We found no statistically significant association between PFS and ICI regimen, except in patients with UPS. In this histologic group, we saw a longer median PFS compared to the other subtypes and our data is consistent with prior studies that patients with UPS have a positive response to ICI compared to other subtypes [7, 8, 13, 14]. Further, patients 70 years and older had a significantly improved PFS compared to younger patients. It is unclear at this time why older patients would have a better outcome. ICI therapy could be considered in elderly patients if indicated. However, this finding does not contradict current studies on PFS as a surrogate for OS. Our sample size is too limited to make conclusions on surrogate endpoints in soft tissue sarcoma.

NLR might not be helpful as a biomarker for PFS in sarcoma as there was no significant association. Further evaluation with a larger sample size is warranted given prior studies showing an association between NLR and PFS in non-small cell lung cancer, demonstrating that a lower ratio is associated with improved PFS [23].

We demonstrated an association between OS/PFS and the number of ICI cycles administered. However, this is a tautology and does not represent a novel finding in sarcoma management. We present the findings in the paper to highlight both the significant and clinically insignificant findings in this retrospective analysis.

The occurrence of certain irAEs were associated with improvements in OS and PFS, particularly dermatitis. Colitis and hepatitis were also associated with improved OS and PFS across the cohort. In those patients who received ICI + combination therapy, the “other” irAEs category was associated with an improved OS and PFS. As demonstrated in prior studies, the occurrence of certain irAEs is reflective of an immune system boost from ICI therapy and suggests increased activity against cancer. Our ICI cohort results are consistent with the historical data from our previous study [10]. It can also be suggested that patients who responded to ICI received more doses and therefore developed more irAEs.

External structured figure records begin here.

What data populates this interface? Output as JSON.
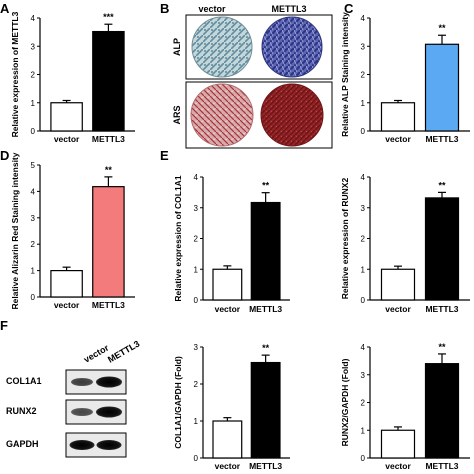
{
  "figure": {
    "panel_letters": [
      "A",
      "B",
      "C",
      "D",
      "E",
      "F"
    ],
    "panel_b": {
      "col_labels": [
        "vector",
        "METTL3"
      ],
      "row_labels": [
        "ALP",
        "ARS"
      ]
    },
    "panel_f": {
      "lane_labels": [
        "vector",
        "METTL3"
      ],
      "band_labels": [
        "COL1A1",
        "RUNX2",
        "GAPDH"
      ]
    }
  },
  "chart_data": [
    {
      "id": "A",
      "type": "bar",
      "categories": [
        "vector",
        "METTL3"
      ],
      "values": [
        1.0,
        3.52
      ],
      "errors": [
        0.08,
        0.26
      ],
      "significance": "***",
      "ylabel": "Relative expression of METTL3",
      "ylim": [
        0,
        4
      ],
      "yticks": [
        "0",
        "1",
        "2",
        "3",
        "4"
      ],
      "colors": [
        "#ffffff",
        "#000000"
      ]
    },
    {
      "id": "C",
      "type": "bar",
      "categories": [
        "vector",
        "METTL3"
      ],
      "values": [
        1.0,
        3.07
      ],
      "errors": [
        0.08,
        0.32
      ],
      "significance": "**",
      "ylabel": "Relative ALP Staining intensity",
      "ylim": [
        0,
        4
      ],
      "yticks": [
        "0",
        "1",
        "2",
        "3",
        "4"
      ],
      "colors": [
        "#ffffff",
        "#5aa9f2"
      ]
    },
    {
      "id": "D",
      "type": "bar",
      "categories": [
        "vector",
        "METTL3"
      ],
      "values": [
        1.0,
        4.18
      ],
      "errors": [
        0.13,
        0.37
      ],
      "significance": "**",
      "ylabel": "Relative Alizarin Red Staining intensity",
      "ylim": [
        0,
        5
      ],
      "yticks": [
        "0",
        "1",
        "2",
        "3",
        "4",
        "5"
      ],
      "colors": [
        "#ffffff",
        "#f47b7b"
      ]
    },
    {
      "id": "E1",
      "type": "bar",
      "categories": [
        "vector",
        "METTL3"
      ],
      "values": [
        1.0,
        3.17
      ],
      "errors": [
        0.11,
        0.32
      ],
      "significance": "**",
      "ylabel": "Relative expression of COL1A1",
      "ylim": [
        0,
        4
      ],
      "yticks": [
        "0",
        "1",
        "2",
        "3",
        "4"
      ],
      "colors": [
        "#ffffff",
        "#000000"
      ]
    },
    {
      "id": "E2",
      "type": "bar",
      "categories": [
        "vector",
        "METTL3"
      ],
      "values": [
        1.0,
        3.32
      ],
      "errors": [
        0.1,
        0.18
      ],
      "significance": "**",
      "ylabel": "Relative expression of RUNX2",
      "ylim": [
        0,
        4
      ],
      "yticks": [
        "0",
        "1",
        "2",
        "3",
        "4"
      ],
      "colors": [
        "#ffffff",
        "#000000"
      ]
    },
    {
      "id": "F1",
      "type": "bar",
      "categories": [
        "vector",
        "METTL3"
      ],
      "values": [
        1.0,
        2.58
      ],
      "errors": [
        0.09,
        0.2
      ],
      "significance": "**",
      "ylabel": "COL1A1/GAPDH (Fold)",
      "ylim": [
        0,
        3
      ],
      "yticks": [
        "0",
        "1",
        "2",
        "3"
      ],
      "colors": [
        "#ffffff",
        "#000000"
      ]
    },
    {
      "id": "F2",
      "type": "bar",
      "categories": [
        "vector",
        "METTL3"
      ],
      "values": [
        1.0,
        3.4
      ],
      "errors": [
        0.12,
        0.35
      ],
      "significance": "**",
      "ylabel": "RUNX2/GAPDH (Fold)",
      "ylim": [
        0,
        4
      ],
      "yticks": [
        "0",
        "1",
        "2",
        "3",
        "4"
      ],
      "colors": [
        "#ffffff",
        "#000000"
      ]
    }
  ]
}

There were limitations to this study. Our sample size of 135 patients is small; however, this was an improvement from our prior study looking at ICI outcomes in 26 patients with sarcoma. Some patients were censored during analyses due to limited clinical information. Due to the rarity of sarcoma, most subtypes were not included as separate histologies in these analyses as there were too few patients to reach statistically significant results. Therefore, less frequent histologies were categorized as the “other” group. Histologies that are associated with positive outcomes from ICI, like ASPS, were not adequately represented in this sample to demonstrate a meaningful outcome with ICI therapy. However, despite this arrangement, our data for PFS was consistent with prior studies demonstrating that certain subtypes, like UPS, have a more favorable response to ICI therapy compared to others, such as LMS.

Conclusions

This retrospective study demonstrates that ICI + combination therapy can improve OS in sarcoma. Benefits in OS/PFS were seen in patients who developed certain irAEs. Those with decreased changes in NLR also had improved OS, demonstrating a potential prognostic biomarker. Further studies will focus on evaluating larger sample sizes to evaluate more subtypes of sarcoma and to better understand the role of NLR in prognostication in sarcoma.